Ironically, high-ranking Peruvian police officials in charge of anti-terrorist operations are among the hostages.
On Thursday afternoon, some observers said they heard gunshots from inside the compound. But there was no confirmation, and the shots may have been a signal that the hostages would be released: The guerrillas said to radio interviewers by phone that they would fire shots before making public statements.
In the streets around the compound, troops and police riding in armored personnel carriers were a frequent sight Thursday, and a blackout of uncertain provenance left houses in the area without electricity. Like many mansions in Lima, the ambassador's residence has its own generator.

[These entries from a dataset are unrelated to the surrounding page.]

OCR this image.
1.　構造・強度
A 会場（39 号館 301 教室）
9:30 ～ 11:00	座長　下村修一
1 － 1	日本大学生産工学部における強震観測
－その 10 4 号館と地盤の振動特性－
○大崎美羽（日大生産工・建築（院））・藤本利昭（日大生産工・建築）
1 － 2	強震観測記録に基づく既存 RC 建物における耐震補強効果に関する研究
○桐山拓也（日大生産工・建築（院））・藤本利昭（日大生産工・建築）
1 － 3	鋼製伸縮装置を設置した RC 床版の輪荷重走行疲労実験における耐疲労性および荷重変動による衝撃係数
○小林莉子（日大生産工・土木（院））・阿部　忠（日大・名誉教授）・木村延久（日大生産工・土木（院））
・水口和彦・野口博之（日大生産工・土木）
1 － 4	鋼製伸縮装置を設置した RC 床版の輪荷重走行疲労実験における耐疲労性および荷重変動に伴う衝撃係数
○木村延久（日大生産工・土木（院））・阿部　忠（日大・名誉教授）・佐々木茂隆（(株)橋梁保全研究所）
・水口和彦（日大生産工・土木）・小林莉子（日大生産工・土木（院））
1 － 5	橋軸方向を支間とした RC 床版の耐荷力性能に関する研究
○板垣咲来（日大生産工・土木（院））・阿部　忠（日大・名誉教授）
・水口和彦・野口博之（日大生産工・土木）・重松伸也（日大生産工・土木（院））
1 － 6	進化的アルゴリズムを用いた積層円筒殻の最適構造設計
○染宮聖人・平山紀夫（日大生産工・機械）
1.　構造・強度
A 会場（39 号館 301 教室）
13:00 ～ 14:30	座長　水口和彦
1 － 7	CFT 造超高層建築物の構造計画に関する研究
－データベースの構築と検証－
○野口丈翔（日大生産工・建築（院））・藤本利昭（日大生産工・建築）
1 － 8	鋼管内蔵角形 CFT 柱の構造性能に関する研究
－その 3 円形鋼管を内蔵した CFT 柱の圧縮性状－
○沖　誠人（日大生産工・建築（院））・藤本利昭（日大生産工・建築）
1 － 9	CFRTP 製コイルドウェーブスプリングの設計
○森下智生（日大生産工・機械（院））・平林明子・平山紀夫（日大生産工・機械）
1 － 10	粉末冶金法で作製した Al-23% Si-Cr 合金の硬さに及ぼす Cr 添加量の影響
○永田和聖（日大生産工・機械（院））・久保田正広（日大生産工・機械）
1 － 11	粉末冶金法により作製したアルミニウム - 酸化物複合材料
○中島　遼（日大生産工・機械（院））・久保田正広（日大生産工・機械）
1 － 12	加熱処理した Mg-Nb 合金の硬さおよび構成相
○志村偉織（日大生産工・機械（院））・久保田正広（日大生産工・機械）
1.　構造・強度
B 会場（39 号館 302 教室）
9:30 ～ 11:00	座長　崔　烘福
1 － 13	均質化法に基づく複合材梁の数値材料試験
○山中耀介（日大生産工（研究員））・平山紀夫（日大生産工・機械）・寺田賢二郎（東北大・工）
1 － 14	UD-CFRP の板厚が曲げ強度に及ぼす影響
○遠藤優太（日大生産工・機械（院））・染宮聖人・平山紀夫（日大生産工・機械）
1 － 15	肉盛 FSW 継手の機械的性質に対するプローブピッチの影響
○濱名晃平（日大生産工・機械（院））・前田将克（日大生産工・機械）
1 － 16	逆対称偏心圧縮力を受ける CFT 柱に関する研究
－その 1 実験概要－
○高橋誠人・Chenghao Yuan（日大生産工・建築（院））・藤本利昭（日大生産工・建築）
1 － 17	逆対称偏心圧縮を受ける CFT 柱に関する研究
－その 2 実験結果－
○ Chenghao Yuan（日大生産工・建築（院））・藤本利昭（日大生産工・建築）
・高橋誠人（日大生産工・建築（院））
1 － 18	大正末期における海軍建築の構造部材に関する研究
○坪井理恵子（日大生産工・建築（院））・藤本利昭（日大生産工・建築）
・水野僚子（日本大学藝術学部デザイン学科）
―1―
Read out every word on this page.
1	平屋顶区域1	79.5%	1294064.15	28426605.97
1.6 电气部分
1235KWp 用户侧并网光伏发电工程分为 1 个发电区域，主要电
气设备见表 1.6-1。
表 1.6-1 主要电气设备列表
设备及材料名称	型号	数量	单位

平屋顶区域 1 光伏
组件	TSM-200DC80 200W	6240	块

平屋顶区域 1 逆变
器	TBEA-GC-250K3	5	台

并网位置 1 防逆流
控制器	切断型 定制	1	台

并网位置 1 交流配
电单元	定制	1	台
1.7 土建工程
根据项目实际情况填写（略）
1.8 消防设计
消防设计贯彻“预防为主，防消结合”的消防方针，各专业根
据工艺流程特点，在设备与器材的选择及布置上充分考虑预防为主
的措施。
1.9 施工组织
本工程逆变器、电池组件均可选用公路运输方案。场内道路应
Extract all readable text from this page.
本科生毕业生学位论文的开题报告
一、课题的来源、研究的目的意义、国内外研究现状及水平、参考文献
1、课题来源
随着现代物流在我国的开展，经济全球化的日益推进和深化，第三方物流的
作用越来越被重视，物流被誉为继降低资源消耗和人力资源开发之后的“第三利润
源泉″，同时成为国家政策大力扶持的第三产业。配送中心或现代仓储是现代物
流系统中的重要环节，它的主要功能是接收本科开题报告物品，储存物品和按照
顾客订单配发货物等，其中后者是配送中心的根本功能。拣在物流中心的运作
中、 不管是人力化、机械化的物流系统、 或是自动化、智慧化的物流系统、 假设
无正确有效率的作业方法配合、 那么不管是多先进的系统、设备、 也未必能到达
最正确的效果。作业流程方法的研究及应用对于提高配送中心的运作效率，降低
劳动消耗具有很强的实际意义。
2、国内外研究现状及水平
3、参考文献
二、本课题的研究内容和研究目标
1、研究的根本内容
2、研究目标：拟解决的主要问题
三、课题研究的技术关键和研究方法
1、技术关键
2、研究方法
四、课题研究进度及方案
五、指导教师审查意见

Otherwise, the scene at the besieged residence was calmer Thursday. There were no further telephoned threats from the Tupac leaders to local radio and television stations. The guerrillas permitted a steady flow of Red Cross workers to bring carts of food, water, clothes, toilet paper, fans and other items to the front steps of the residence.
"Everything is calm inside," said Red Cross official Michel Minnig after he made one visit bearing supplies. The lanky, balding Minnig has become one of the familiar images of the drama as he trudges in and out of the the police cordon around the compound.
After more than 48 hours in captivity, the hostages were said to be in good shape. They reportedly have been divided by nationality and distributed among the rooms of the residence.
There is continuing speculation here that there will be further releases simply because of the logistical difficulty of guarding, feeding and caring for hundreds of captives.
After speaking to released spouses of several Latin American diplomats being held captive, Colombian Ambassador Luis Guillermo Grillo said: "The situation is very uncomfortable, there are too many people. No matter how comfortable a house may be, it can't hold so many people."
Times staff writer Tyler Marshall in Washington contributed to this report.